Poll: Most Christian Leaders Not an Influential Voice
If you were asked who is the single most influential Christian leader in America, what would be your answer? The results of a survey conducted by the Barna Group between August 1 through 14, 2011, were released earlier this week. According to that report, two out of five Americans cannot think of a qualifying Christian leader.
Of course, the finding of the survey in and of itself is not the real issue. Preachers and churches are not in a popularity test. In fact, Jesus says, “Woe unto you, when all men shall speak well of you! for so did their fathers to the false prophets” (Luke 6:26). The point is that false prophets tend to tell people what they want to hear and, hence, are people pleasers. Conversely, true messengers share the Word of God even when it does not set well with those who listen.
On the other hand, the degree to which Christian leaders in America have or have not become an influential voice is a useful indicator. For one of the most important missions of the Christian church is to spread the Christian message throughout the world. To accomplish this mission, Christian ministries must use all means of communication and media available today to proclaim their important message. And the most prominent figure of a local church or a parachurch organization is usually the preacher.
This all being true, this recent survey by the Barna Group suggests that the Christian church’s outreach efforts are not effectively pervading society at large.

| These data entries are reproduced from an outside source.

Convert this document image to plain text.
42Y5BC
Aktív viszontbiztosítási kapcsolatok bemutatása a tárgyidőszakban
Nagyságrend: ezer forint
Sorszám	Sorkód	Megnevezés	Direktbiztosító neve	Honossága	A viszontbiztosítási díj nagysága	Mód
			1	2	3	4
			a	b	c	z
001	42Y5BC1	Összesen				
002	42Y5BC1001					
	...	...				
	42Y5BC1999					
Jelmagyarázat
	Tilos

Not surprising to me, nearly one out of every five Americans (19%) regards the aging Billy Graham as our nation’s most influential Christian leader. One out of every 20 Americans, 5%, considers Joel Osteen to be that leader. Two percent each say Joyce Meyer and Charles Stanley. No other Christian leader gets the vote from more than 1% of Americans, according to the report.
The results of the survey were based on an unaided survey question. This means that respondents answered the question on their own with no response options. According to the Barna report, this type of response often reflects the first name that comes to the person’s mind, and suggests that a lasting impression on the respondent has been made.
It’s no secret that the society in which the Christian church currently exists is becoming increasingly more complex. And I believe that the Barna report underscores the need for Christian leaders to re-evaluate the effectiveness of their current strategies to impact the world for Christ.